Four days ago – a week after my 44th birthday – I moved back in with my parents.  The basement’s cold, and Mom’s cooking experients are as interesting as ever, but all in all, it’s pretty decent.

It’s not really what it sounds like.  I’m lucky enough to be on sabbatical from my teaching job at LSC this semester, and when my dad – turning 80 this summer – ended up in the ER and overnight in the hospital last week, Sherry suggested that I head home for awhile.  Thankfully my in-laws were in town and shuttle me back to TRF.  Sherry’s been looking for a reason to get rid of me for several weeks anyway(with good reason), and luckily Dad seems to be fine.  The leading theory on why he passed out and was disoriented was a reaction to some 30 year old cologne he found and slapped on in a fit of boyish vanity.  Mom poured it down the toilet, and he’s been fine since.  Though there’s been a follow up MRI to check for a stroke with a neuro-psychologist consult coming up, he hasn’t missed an exercise class, and has delivered all of his meals on wheels to the correct parties.

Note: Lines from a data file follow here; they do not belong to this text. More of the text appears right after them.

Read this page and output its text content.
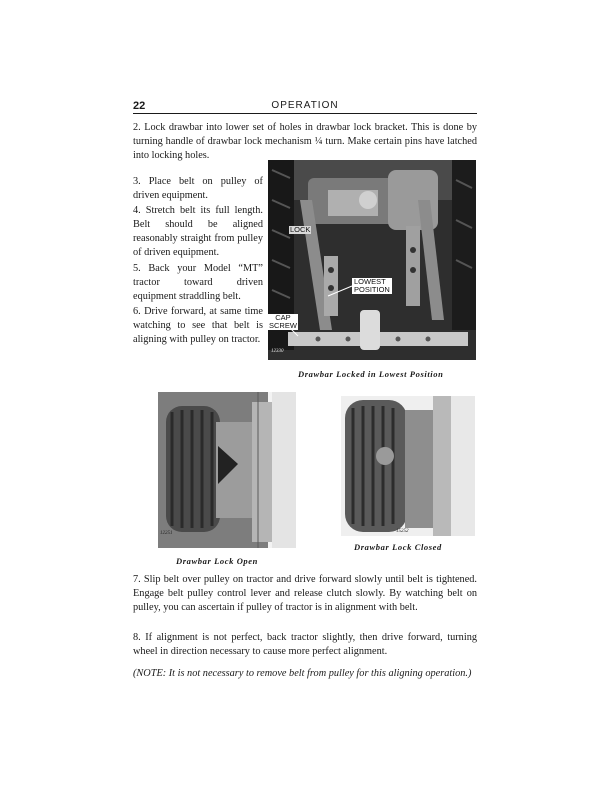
22	OPERATION

2. Lock drawbar into lower set of holes in drawbar lock bracket. This is done by turning handle of drawbar lock mechanism ¼ turn. Make certain pins have latched into locking holes.

3. Place belt on pulley of driven equipment.

4. Stretch belt its full length. Belt should be aligned reasonably straight from pulley of driven equipment.

5. Back your Model “MT” tractor toward driven equipment straddling belt.

6. Drive forward, at same time watching to see that belt is aligning with pulley on tractor.

LOCK
LOWEST
POSITION
CAP
SCREW
12330
Drawbar Locked in Lowest Position
12251
Drawbar Lock Open
15252
Drawbar Lock Closed

7. Slip belt over pulley on tractor and drive forward slowly until belt is tightened. Engage belt pulley control lever and release clutch slowly. By watching belt on pulley, you can ascertain if pulley of tractor is in alignment with belt.

8. If alignment is not perfect, back tractor slightly, then drive forward, turning wheel in direction necessary to cause more perfect alignment.

(NOTE: It is not necessary to remove belt from pulley for this aligning operation.)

The highlights so far have been:

  • a rousing game of 3 handed Rook, lasting well past 10:00 p.m.
  • hob knobbing with old Zion folk at the Wednesday night Lenten supper
  • watching the Northland Men’s basketball team win
  • devotions every morning
  • a night out with Nate, my brother, at the Evergreen
  • a day as mule/jungle gym/sled puller with my neices, Marryn and Ani
  • Three Amigos and Triple Decker on the sledding hill @ minus 10 degrees, also w/ M and A
  • watching my nephew, Alec, get ready to walk
  • helping Dad figure out how to use Quicken to keep track of the Pennington County Historical Society’s finances
  • working up some piano/guitar duets to play with Mom in church Sunday
  • lunch with Diane Drake – my former teacher and mentor – again at the Evergreen
  • getting a Valentine in the mail from my wife
  • getting another Valentine in the mail from my children
  • shoveling the driveway

This is a hopping place.  Am I getting much sabbatical work done?  Nope.  But that hasn’t affect my happiness.